Depuis 2014, les contrôles de la brigade protection de la clientèle et pratiques commerciales se multiplient et avec eux, les sanctions. Avec la Loi Labaronne, l’ACPR (L’Autorité de contrôle prudentiel et de résolution) étend le périmètre de contrôle aux assurances santé – dès lors qu’elles contiennent des garanties prévoyance – et à la retraite supplémentaire. La déshérence représente un défi majeur pour le secteur, tant en termes de conformité réglementaire que de satisfaction client.
Le processus de traitement des contrats en déshérence reste parfois très manuel. Notamment, dans la reprise des anciens dossiers avec des clauses bénéficiaires qui n’ont pas pu être enregistrées dans les systèmes d’information (sur une page manuscrite par exemple).

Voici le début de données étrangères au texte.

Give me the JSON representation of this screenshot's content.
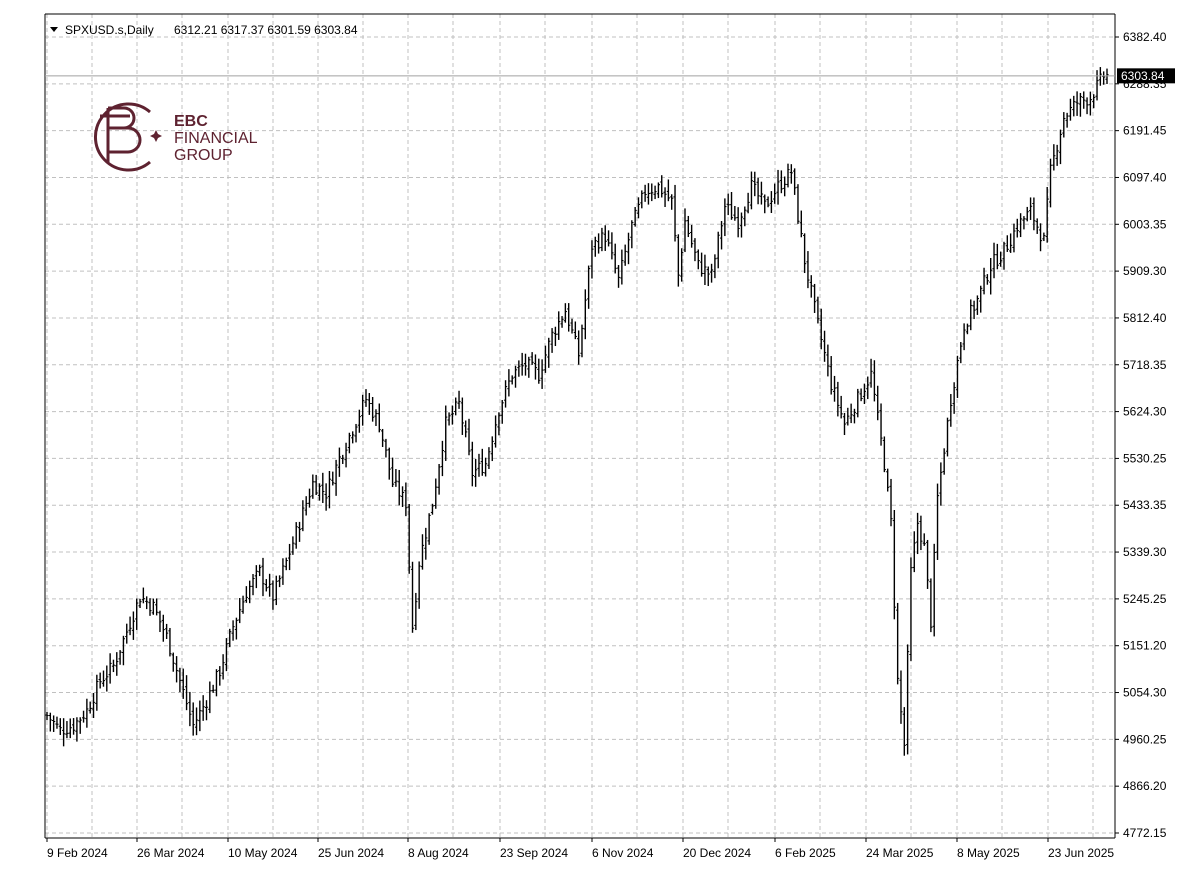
{
  "header": {
    "symbol": "SPXUSD.s,Daily",
    "ohlc": "6312.21 6317.37 6301.59 6303.84"
  },
  "logo": {
    "line1": "EBC",
    "line2": "FINANCIAL",
    "line3": "GROUP",
    "color": "#5e2230"
  },
  "colors": {
    "bars": "#000000",
    "grid": "#c0c0c0",
    "price_tag_bg": "#000000",
    "price_tag_text": "#ffffff",
    "background": "#ffffff"
  },
  "chart_data": {
    "type": "ohlc",
    "grid": true,
    "ylim": [
      4772.15,
      6382.4
    ],
    "y_ticks": [
      "6382.40",
      "6288.35",
      "6191.45",
      "6097.40",
      "6003.35",
      "5909.30",
      "5812.40",
      "5718.35",
      "5624.30",
      "5530.25",
      "5433.35",
      "5339.30",
      "5245.25",
      "5151.20",
      "5054.30",
      "4960.25",
      "4866.20",
      "4772.15"
    ],
    "x_ticks": [
      "9 Feb 2024",
      "26 Mar 2024",
      "10 May 2024",
      "25 Jun 2024",
      "8 Aug 2024",
      "23 Sep 2024",
      "6 Nov 2024",
      "20 Dec 2024",
      "6 Feb 2025",
      "24 Mar 2025",
      "8 May 2025",
      "23 Jun 2025"
    ],
    "last_price": "6303.84",
    "close_path": [
      [
        0,
        5010
      ],
      [
        4,
        4980
      ],
      [
        8,
        4990
      ],
      [
        12,
        5020
      ],
      [
        16,
        5080
      ],
      [
        20,
        5110
      ],
      [
        24,
        5180
      ],
      [
        28,
        5250
      ],
      [
        32,
        5230
      ],
      [
        36,
        5170
      ],
      [
        40,
        5080
      ],
      [
        44,
        4990
      ],
      [
        48,
        5040
      ],
      [
        52,
        5100
      ],
      [
        56,
        5190
      ],
      [
        60,
        5260
      ],
      [
        64,
        5300
      ],
      [
        68,
        5250
      ],
      [
        72,
        5320
      ],
      [
        76,
        5400
      ],
      [
        80,
        5480
      ],
      [
        84,
        5460
      ],
      [
        88,
        5530
      ],
      [
        92,
        5590
      ],
      [
        96,
        5650
      ],
      [
        100,
        5600
      ],
      [
        104,
        5480
      ],
      [
        108,
        5440
      ],
      [
        110,
        5190
      ],
      [
        112,
        5320
      ],
      [
        116,
        5440
      ],
      [
        120,
        5600
      ],
      [
        124,
        5640
      ],
      [
        128,
        5500
      ],
      [
        132,
        5520
      ],
      [
        136,
        5630
      ],
      [
        140,
        5700
      ],
      [
        144,
        5720
      ],
      [
        148,
        5700
      ],
      [
        152,
        5780
      ],
      [
        156,
        5830
      ],
      [
        160,
        5740
      ],
      [
        164,
        5960
      ],
      [
        168,
        5980
      ],
      [
        172,
        5890
      ],
      [
        176,
        6000
      ],
      [
        180,
        6070
      ],
      [
        184,
        6080
      ],
      [
        188,
        6050
      ],
      [
        190,
        5900
      ],
      [
        192,
        6010
      ],
      [
        196,
        5920
      ],
      [
        200,
        5900
      ],
      [
        204,
        6040
      ],
      [
        208,
        6010
      ],
      [
        212,
        6080
      ],
      [
        216,
        6040
      ],
      [
        220,
        6080
      ],
      [
        224,
        6110
      ],
      [
        228,
        5930
      ],
      [
        232,
        5800
      ],
      [
        236,
        5680
      ],
      [
        240,
        5600
      ],
      [
        244,
        5650
      ],
      [
        248,
        5700
      ],
      [
        252,
        5520
      ],
      [
        254,
        5400
      ],
      [
        256,
        5080
      ],
      [
        258,
        4950
      ],
      [
        260,
        5300
      ],
      [
        262,
        5400
      ],
      [
        264,
        5350
      ],
      [
        266,
        5200
      ],
      [
        268,
        5450
      ],
      [
        272,
        5650
      ],
      [
        276,
        5800
      ],
      [
        280,
        5850
      ],
      [
        284,
        5920
      ],
      [
        288,
        5950
      ],
      [
        292,
        6000
      ],
      [
        296,
        6030
      ],
      [
        300,
        5970
      ],
      [
        302,
        6110
      ],
      [
        306,
        6220
      ],
      [
        310,
        6250
      ],
      [
        314,
        6260
      ],
      [
        318,
        6303.84
      ]
    ]
  }
}
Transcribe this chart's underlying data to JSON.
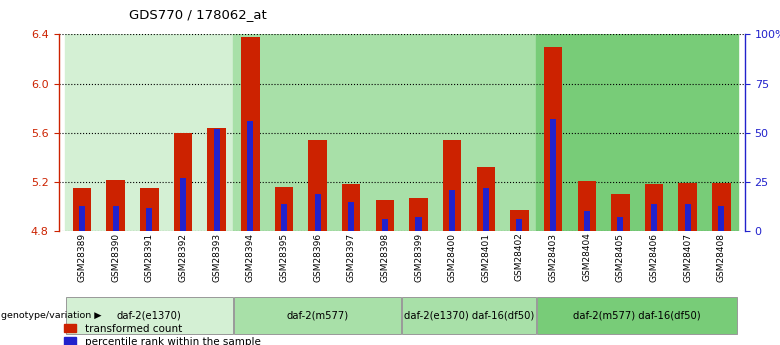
{
  "title": "GDS770 / 178062_at",
  "samples": [
    "GSM28389",
    "GSM28390",
    "GSM28391",
    "GSM28392",
    "GSM28393",
    "GSM28394",
    "GSM28395",
    "GSM28396",
    "GSM28397",
    "GSM28398",
    "GSM28399",
    "GSM28400",
    "GSM28401",
    "GSM28402",
    "GSM28403",
    "GSM28404",
    "GSM28405",
    "GSM28406",
    "GSM28407",
    "GSM28408"
  ],
  "red_values": [
    5.15,
    5.22,
    5.15,
    5.6,
    5.64,
    6.38,
    5.16,
    5.54,
    5.18,
    5.05,
    5.07,
    5.54,
    5.32,
    4.97,
    6.3,
    5.21,
    5.1,
    5.18,
    5.19,
    5.19
  ],
  "blue_percentiles": [
    13,
    13,
    12,
    27,
    52,
    56,
    14,
    19,
    15,
    6,
    7,
    21,
    22,
    6,
    57,
    10,
    7,
    14,
    14,
    13
  ],
  "y_min": 4.8,
  "y_max": 6.4,
  "y_ticks_red": [
    4.8,
    5.2,
    5.6,
    6.0,
    6.4
  ],
  "y_ticks_blue": [
    0,
    25,
    50,
    75,
    100
  ],
  "y_ticks_blue_labels": [
    "0",
    "25",
    "50",
    "75",
    "100%"
  ],
  "red_color": "#cc2200",
  "blue_color": "#2222cc",
  "bar_width": 0.55,
  "blue_bar_width": 0.18,
  "genotype_label": "genotype/variation",
  "legend_red": "transformed count",
  "legend_blue": "percentile rank within the sample",
  "axis_left_color": "#cc2200",
  "axis_right_color": "#2222cc",
  "groups": [
    {
      "label": "daf-2(e1370)",
      "start": 0,
      "end": 4,
      "color": "#d4f0d4"
    },
    {
      "label": "daf-2(m577)",
      "start": 5,
      "end": 9,
      "color": "#a8e0a8"
    },
    {
      "label": "daf-2(e1370) daf-16(df50)",
      "start": 10,
      "end": 13,
      "color": "#a8e0a8"
    },
    {
      "label": "daf-2(m577) daf-16(df50)",
      "start": 14,
      "end": 19,
      "color": "#78cc78"
    }
  ]
}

Les assureurs sont de fait contraint à faire appel à de la prestation externe pour retrouver les informations contrats.
Une pression constante de l’ACPR
Au cours des trois dernières années, les amendes liées à la déshérence en France ont principalement concerné les assureurs qui n’ont pas respecté leurs obligations en matière de recherche des bénéficiaires de contrats non réclamés. Les principales causes de sanctions sont :- Non-respect des obligations de recherche : Les assureurs doivent déployer des efforts raisonnables pour retrouver les bénéficiaires de contrats en déshérence. Des amendes ont été infligées lorsque ces efforts ont été jugés insuffisants.

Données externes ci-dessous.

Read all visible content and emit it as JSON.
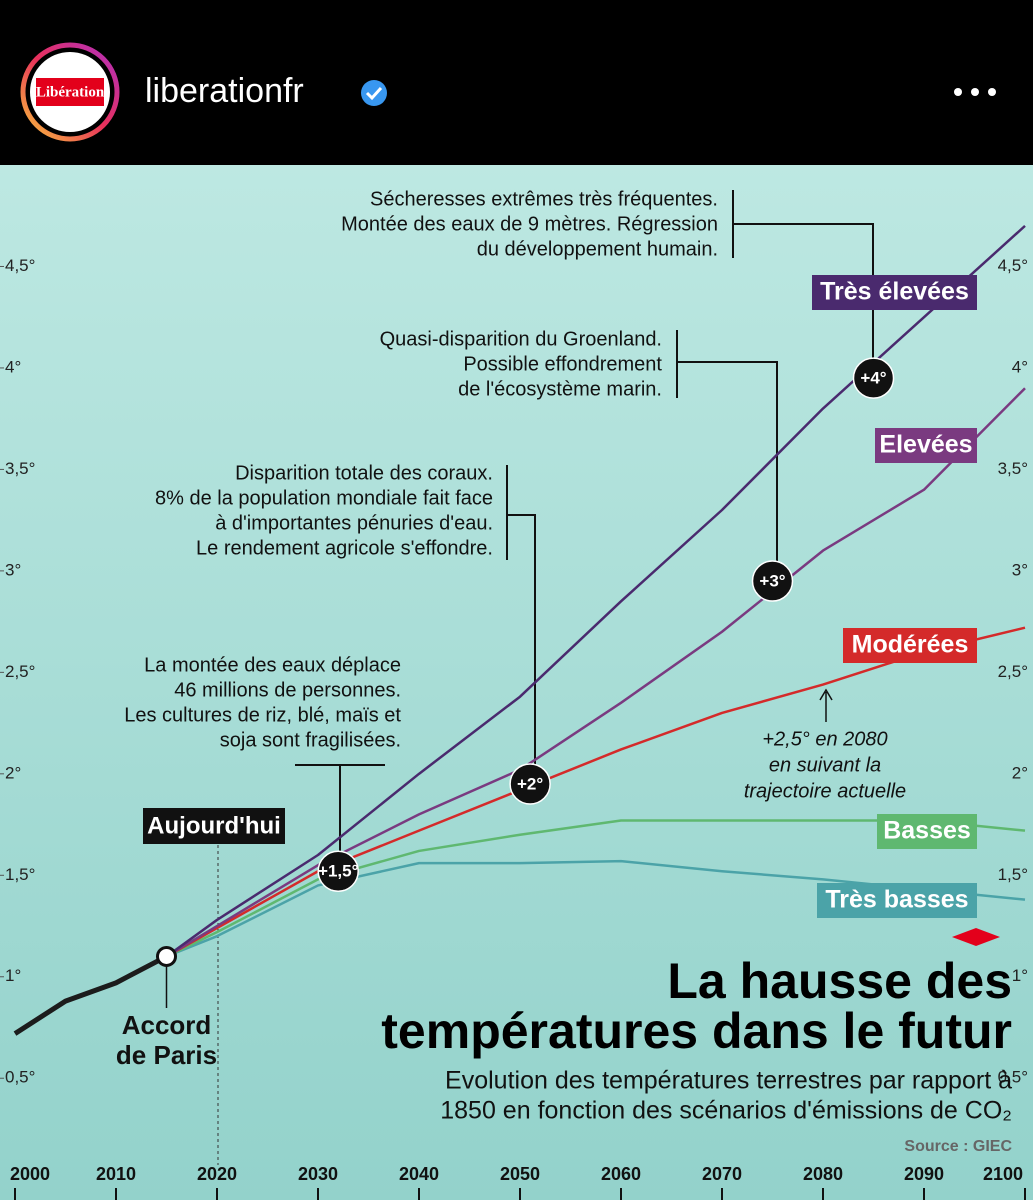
{
  "header": {
    "logo": "Libération",
    "username": "liberationfr"
  },
  "chart_data": {
    "type": "line",
    "title": [
      "La hausse des",
      "températures dans le futur"
    ],
    "subtitle": [
      "Evolution des températures terrestres par rapport à",
      "1850 en fonction des scénarios d'émissions de CO₂"
    ],
    "source": "Source : GIEC",
    "x": [
      2000,
      2005,
      2010,
      2015,
      2020,
      2030,
      2040,
      2050,
      2060,
      2070,
      2080,
      2090,
      2100
    ],
    "xlim": [
      2000,
      2100
    ],
    "xticks": [
      2000,
      2010,
      2020,
      2030,
      2040,
      2050,
      2060,
      2070,
      2080,
      2090,
      2100
    ],
    "ylim": [
      -0.1,
      5.0
    ],
    "yticks": [
      {
        "value": 0.5,
        "label": "0,5°"
      },
      {
        "value": 1,
        "label": "1°"
      },
      {
        "value": 1.5,
        "label": "1,5°"
      },
      {
        "value": 2,
        "label": "2°"
      },
      {
        "value": 2.5,
        "label": "2,5°"
      },
      {
        "value": 3,
        "label": "3°"
      },
      {
        "value": 3.5,
        "label": "3,5°"
      },
      {
        "value": 4,
        "label": "4°"
      },
      {
        "value": 4.5,
        "label": "4,5°"
      }
    ],
    "series": [
      {
        "color": "#1c1c1c",
        "values": [
          0.72,
          0.88,
          0.97,
          1.1,
          null,
          null,
          null,
          null,
          null,
          null,
          null,
          null,
          null
        ]
      },
      {
        "name": "Très basses",
        "color": "#4ba3a8",
        "values": [
          null,
          null,
          null,
          1.1,
          1.2,
          1.45,
          1.56,
          1.56,
          1.57,
          1.52,
          1.48,
          1.43,
          1.38
        ]
      },
      {
        "name": "Basses",
        "color": "#5fb870",
        "values": [
          null,
          null,
          null,
          1.1,
          1.22,
          1.48,
          1.62,
          1.7,
          1.77,
          1.77,
          1.77,
          1.77,
          1.72
        ]
      },
      {
        "name": "Modérées",
        "color": "#d42a2a",
        "values": [
          null,
          null,
          null,
          1.1,
          1.24,
          1.52,
          1.72,
          1.92,
          2.12,
          2.3,
          2.44,
          2.6,
          2.72
        ]
      },
      {
        "name": "Elevées",
        "color": "#7a3a80",
        "values": [
          null,
          null,
          null,
          1.1,
          1.25,
          1.55,
          1.8,
          2.02,
          2.35,
          2.7,
          3.1,
          3.4,
          3.9
        ]
      },
      {
        "name": "Très élevées",
        "color": "#4a2a6e",
        "values": [
          null,
          null,
          null,
          1.1,
          1.28,
          1.6,
          2.0,
          2.38,
          2.85,
          3.3,
          3.8,
          4.25,
          4.7
        ]
      }
    ],
    "markers": [
      {
        "x": 2032,
        "y": 1.52,
        "label": "+1,5°"
      },
      {
        "x": 2051,
        "y": 1.95,
        "label": "+2°"
      },
      {
        "x": 2075,
        "y": 2.95,
        "label": "+3°"
      },
      {
        "x": 2085,
        "y": 3.95,
        "label": "+4°"
      }
    ],
    "annotations": [
      [
        "Sécheresses extrêmes très fréquentes.",
        "Montée des eaux de 9 mètres. Régression",
        "du développement humain."
      ],
      [
        "Quasi-disparition du Groenland.",
        "Possible effondrement",
        "de l'écosystème marin."
      ],
      [
        "Disparition totale des coraux.",
        "8% de la population mondiale fait face",
        "à d'importantes pénuries d'eau.",
        "Le rendement agricole s'effondre."
      ],
      [
        "La montée des eaux déplace",
        "46 millions de personnes.",
        "Les cultures de riz, blé, maïs et",
        "soja sont fragilisées."
      ],
      [
        "+2,5° en 2080",
        "en suivant la",
        "trajectoire actuelle"
      ]
    ],
    "today_label": "Aujourd'hui",
    "paris_label": [
      "Accord",
      "de Paris"
    ]
  }
}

- Délais de règlement non respectés : Les assureurs sont tenus de verser les sommes dues dans un délai précis après le décès de l’assuré en application de la Loi Pacte de 2019. Des sanctions ont été appliquées pour les retards de paiement sans tenir compte également d’une revalorisation post-mortem des sommes et des intérêts légaux à verser en application des textes.

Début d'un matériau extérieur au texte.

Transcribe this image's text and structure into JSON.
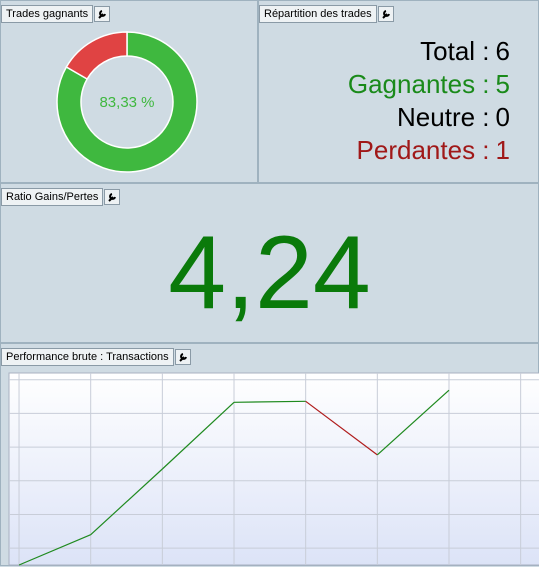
{
  "panels": {
    "trades": {
      "title": "Trades gagnants"
    },
    "repartition": {
      "title": "Répartition des trades",
      "rows": [
        {
          "label": "Total :",
          "value": 6,
          "color": "#000000"
        },
        {
          "label": "Gagnantes :",
          "value": 5,
          "color": "#1a8a1a"
        },
        {
          "label": "Neutre :",
          "value": 0,
          "color": "#000000"
        },
        {
          "label": "Perdantes :",
          "value": 1,
          "color": "#a01818"
        }
      ]
    },
    "ratio": {
      "title": "Ratio Gains/Pertes",
      "value": {
        "value": 4.24,
        "label": "4,24"
      },
      "color": "#0a7a0a"
    },
    "performance": {
      "title": "Performance brute : Transactions"
    }
  },
  "chart_data": [
    {
      "type": "pie",
      "values": [
        83.33,
        16.67
      ],
      "value_labels": [
        "83,33 %",
        null
      ],
      "colors": [
        "#3fb83f",
        "#e04343"
      ],
      "donut": true
    },
    {
      "type": "line",
      "x": [
        0,
        1,
        2,
        3,
        4,
        5,
        6
      ],
      "values": [
        0,
        0.9,
        2.85,
        4.83,
        4.86,
        3.27,
        5.19
      ],
      "up_color": "#1f8a1f",
      "down_color": "#b01c1c",
      "xlim": [
        -0.14,
        7.27
      ],
      "ylim": [
        0,
        5.7
      ],
      "xticks": [
        0,
        1,
        2,
        3,
        4,
        5,
        6,
        7
      ],
      "yticks": [
        0.5,
        1.5,
        2.5,
        3.5,
        4.5,
        5.5
      ],
      "grid": true
    }
  ]
}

- Non-conformité avec la loi Eckert : Cette loi impose aux assureurs de transférer les fonds non réclamés à la Caisse des Dépôts après un certain délai. Des amendes ont été imposées pour non-respect de cette obligation.
- Non-respect des exigences de notification pour les plus de 62 ans : pour les contrats de retraite supplémentaires dont ils ont la gestion, les assureurs ont l’obligation de notifier avant le 30 septembre les assurés qui atteignent l’âge de 62 ans. En effet, les dispositions contractuelles ont été rédigées sur la base d’un âge légal de départ à la retraite à 62 ans et doivent donc s’appliquer comme telles, et ce, malgré le relèvement de l’âge légal à 64 ans (pour l’heure toujours prévu dans la loi)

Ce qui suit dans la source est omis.